Nos travaux ont montré que les humains ont une forme distincte d’évolution pour ces os qui pourrait avoir commencé à l’origine des hominoïdes, un groupe de primates qui comprend les singes et les humains.
Les scientifiques pensent que l’utilisation de l’os fabella existant à des fins nouvelles, appelées exaptations, a peut-être aidé les premiers humains à passer de la marche sur quatre à deux membres. Il est intéressant de noter que cet os est également lié à taux plus élevés d’arthroseLes personnes atteintes de cette maladie ont deux fois plus de risques de développer cette maladie. L’évolution n’est pas une voie simple vers l’efficacité biomécanique.
Cette situation devient encore plus compliquée lorsque l’on réalise que, contrairement aux dents, les genoux sont « en plastique », ce qui signifie qu’ils se déplacent et changent en fonction de facteurs tels que la nutrition et l’utilisation. En revanche, les dents (une fois développées) ne s’adaptent pas et s’abîment tout simplement. C’est pourquoi il est si important de faire de l’exercice en vieillissant, pour garder nos os solides.
Les genoux changent et s’adaptent en fonction de leur utilisation ou de leur absence.
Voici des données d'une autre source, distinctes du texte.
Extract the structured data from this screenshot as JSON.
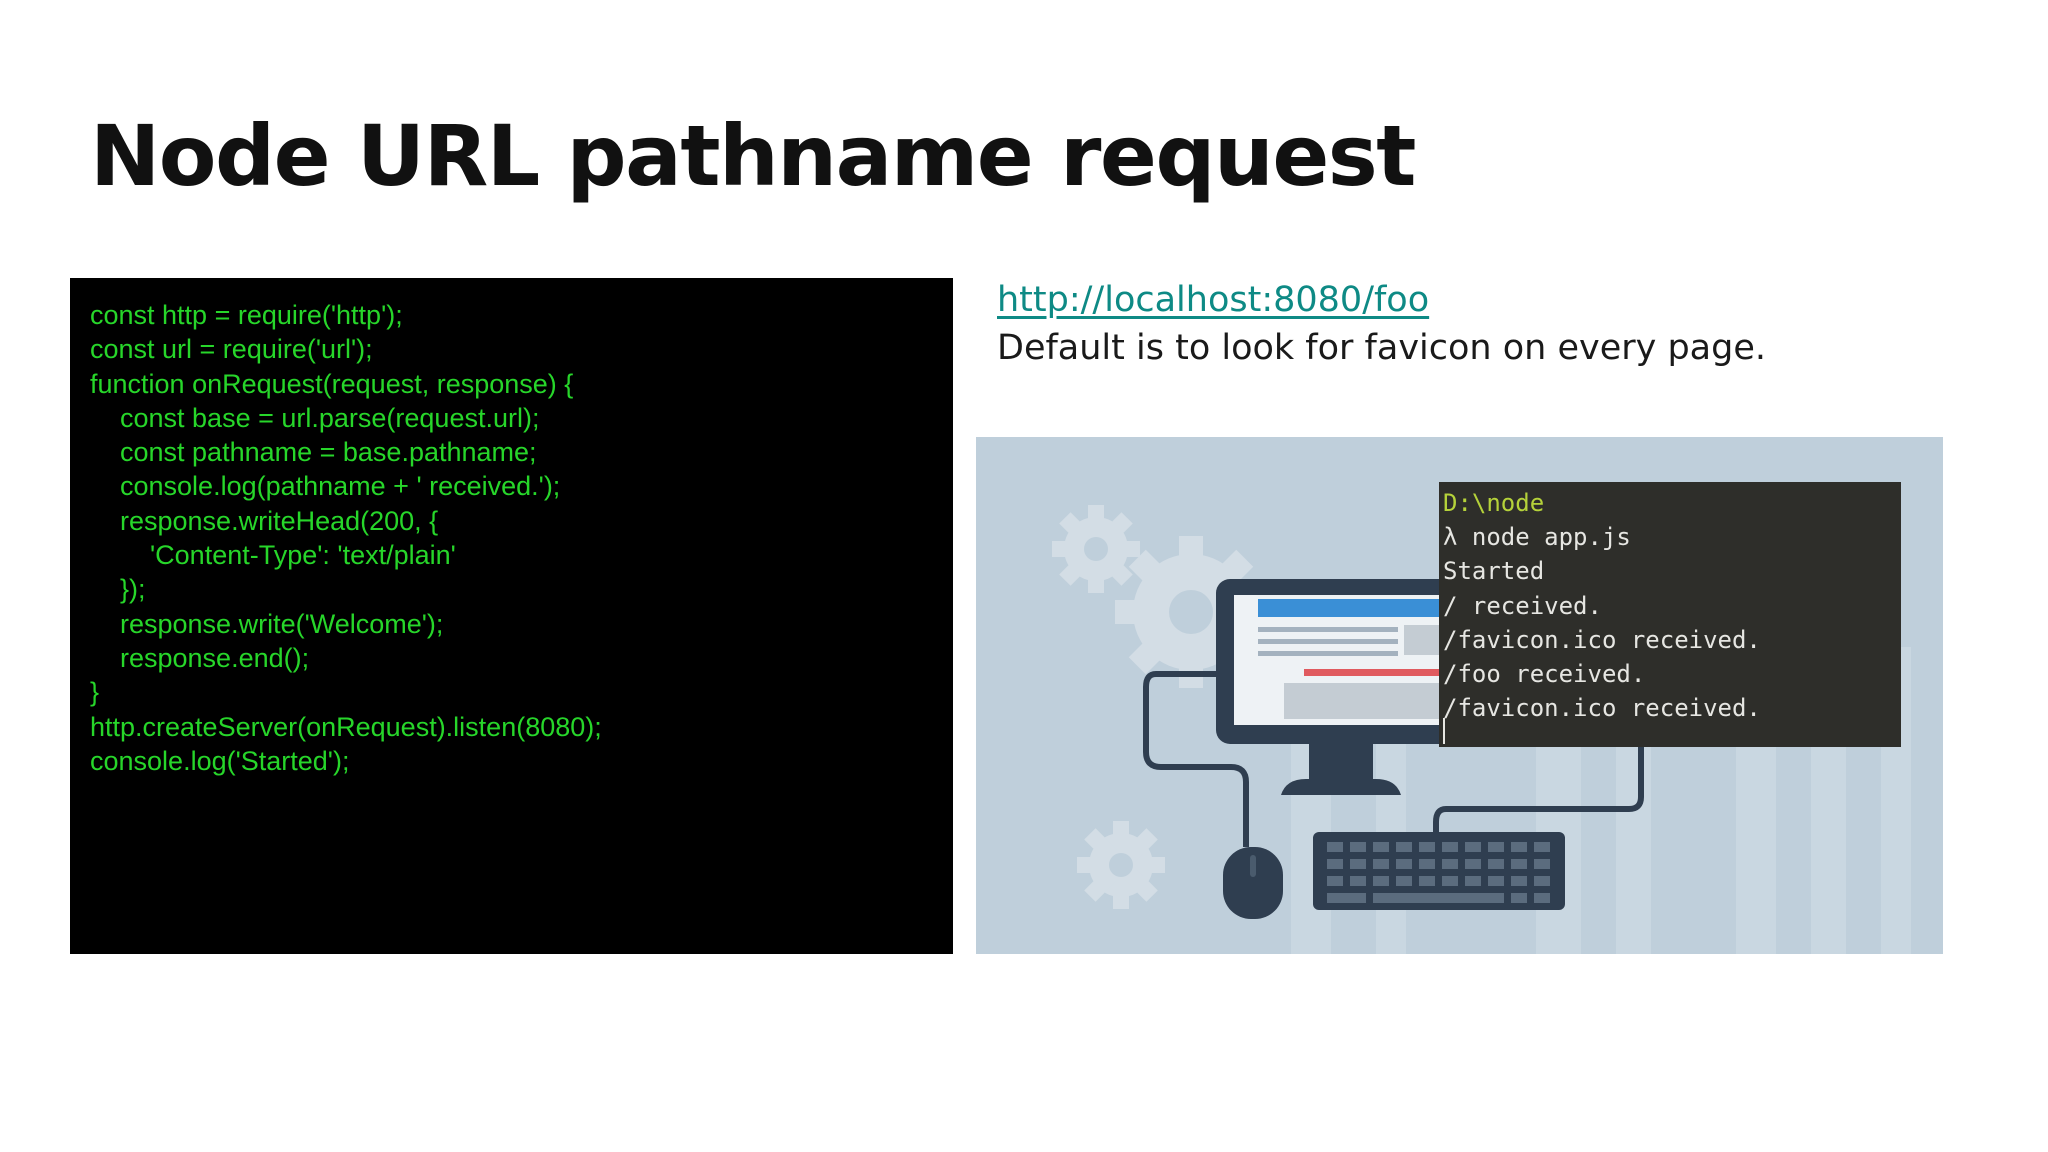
{
  "slide": {
    "title": "Node URL pathname request"
  },
  "code": {
    "lines": [
      "const http = require('http');",
      "const url = require('url');",
      "function onRequest(request, response) {",
      "    const base = url.parse(request.url);",
      "    const pathname = base.pathname;",
      "    console.log(pathname + ' received.');",
      "    response.writeHead(200, {",
      "        'Content-Type': 'text/plain'",
      "    });",
      "    response.write('Welcome');",
      "    response.end();",
      "}",
      "http.createServer(onRequest).listen(8080);",
      "console.log('Started');"
    ]
  },
  "notes": {
    "link": "http://localhost:8080/foo",
    "description": "Default is to look for favicon on every page."
  },
  "terminal": {
    "lines": [
      "D:\\node",
      "λ node app.js",
      "Started",
      "/ received.",
      "/favicon.ico received.",
      "/foo received.",
      "/favicon.ico received."
    ]
  },
  "colors": {
    "code_text": "#27d62a",
    "code_background": "#000000",
    "link": "#0e8a85",
    "illustration_background": "#bfcfdb",
    "terminal_background": "#2e2e2a",
    "terminal_path": "#b5d23a"
  },
  "icons": [
    "gear-icon",
    "monitor-icon",
    "keyboard-icon",
    "mouse-icon"
  ]
}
L’augmentation globale de la nutrition qui fait que les humains sont plus grands et plus lourds est l’hypothèse principale expliquant pourquoi les fabellas deviennent plus courantes, par exemple. La présence de la fabella a triplé au cours des 100 dernières années environ, avec quelques variations dans le monde entier.
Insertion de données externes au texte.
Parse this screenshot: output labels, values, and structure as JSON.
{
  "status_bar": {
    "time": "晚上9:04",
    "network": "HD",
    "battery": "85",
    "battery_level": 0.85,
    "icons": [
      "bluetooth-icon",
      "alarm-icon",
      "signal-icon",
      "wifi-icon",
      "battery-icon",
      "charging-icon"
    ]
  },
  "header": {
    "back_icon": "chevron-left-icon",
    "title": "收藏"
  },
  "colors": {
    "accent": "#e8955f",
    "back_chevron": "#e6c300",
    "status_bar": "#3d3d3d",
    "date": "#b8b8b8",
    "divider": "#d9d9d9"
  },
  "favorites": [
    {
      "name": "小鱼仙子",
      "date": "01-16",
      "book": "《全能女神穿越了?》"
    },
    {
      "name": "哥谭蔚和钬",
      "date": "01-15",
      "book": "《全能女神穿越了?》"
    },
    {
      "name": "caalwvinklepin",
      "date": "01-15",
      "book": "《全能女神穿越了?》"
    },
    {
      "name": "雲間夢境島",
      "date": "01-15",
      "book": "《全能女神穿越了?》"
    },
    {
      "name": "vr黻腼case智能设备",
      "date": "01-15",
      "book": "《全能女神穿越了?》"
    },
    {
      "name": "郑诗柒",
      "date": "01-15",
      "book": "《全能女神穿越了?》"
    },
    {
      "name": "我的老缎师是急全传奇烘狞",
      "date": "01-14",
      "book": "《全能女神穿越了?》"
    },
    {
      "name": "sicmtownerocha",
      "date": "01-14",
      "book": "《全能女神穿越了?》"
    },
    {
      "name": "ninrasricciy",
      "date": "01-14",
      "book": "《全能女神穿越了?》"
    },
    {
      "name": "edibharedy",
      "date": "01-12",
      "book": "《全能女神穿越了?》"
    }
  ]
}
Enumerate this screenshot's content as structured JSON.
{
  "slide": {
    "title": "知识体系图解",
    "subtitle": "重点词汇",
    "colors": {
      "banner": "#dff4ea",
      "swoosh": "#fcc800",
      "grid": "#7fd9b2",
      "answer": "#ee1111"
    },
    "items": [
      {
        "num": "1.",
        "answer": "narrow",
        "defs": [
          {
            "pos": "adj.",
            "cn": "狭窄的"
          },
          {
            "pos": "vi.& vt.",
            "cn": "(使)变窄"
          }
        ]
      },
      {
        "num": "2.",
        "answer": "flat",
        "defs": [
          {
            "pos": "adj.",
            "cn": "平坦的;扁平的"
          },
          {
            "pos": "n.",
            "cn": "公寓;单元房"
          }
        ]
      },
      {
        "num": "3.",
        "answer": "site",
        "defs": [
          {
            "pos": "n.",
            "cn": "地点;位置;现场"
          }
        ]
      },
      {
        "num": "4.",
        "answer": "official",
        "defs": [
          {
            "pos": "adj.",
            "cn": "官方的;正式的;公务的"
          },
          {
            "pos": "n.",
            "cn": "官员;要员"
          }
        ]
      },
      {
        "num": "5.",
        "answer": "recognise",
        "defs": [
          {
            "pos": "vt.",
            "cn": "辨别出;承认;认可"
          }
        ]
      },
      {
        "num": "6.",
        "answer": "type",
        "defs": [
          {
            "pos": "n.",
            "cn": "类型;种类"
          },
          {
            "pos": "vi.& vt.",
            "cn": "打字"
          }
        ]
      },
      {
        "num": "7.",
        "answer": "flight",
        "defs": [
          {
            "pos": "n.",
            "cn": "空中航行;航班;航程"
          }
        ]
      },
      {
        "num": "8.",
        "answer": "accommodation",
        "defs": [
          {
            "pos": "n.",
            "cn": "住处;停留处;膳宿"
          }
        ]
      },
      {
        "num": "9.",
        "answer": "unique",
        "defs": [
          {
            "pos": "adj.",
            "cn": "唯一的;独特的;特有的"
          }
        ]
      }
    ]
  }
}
Nous savons que l’évolution du genou chez l’homme n’a pas été simple et qu’elle a plutôt connu des ramifications. Nous savons également que nous vivons d’une manière à laquelle notre corps est mal adapté et que les changements de mode de vie sont probablement la cause des problèmes de genou qui sont devenus plus graves avec le temps. Le genou n’a pas évolué pour l’époque à laquelle nous vivons et l’os qui nous a peut-être aidé à marcher en premier lieu peut faire partie intégrante de ces problèmes.
Alors, lorsque vos genoux fléchissent sur le tapis roulant ou vous font mal lorsque vous êtes assis, pensez à eux, car l’évolution n’est pas aussi simple qu’il y paraît.
Cet article édité est republié à partir de La Conversation sous licence Creative Commons. Lire la suite article original.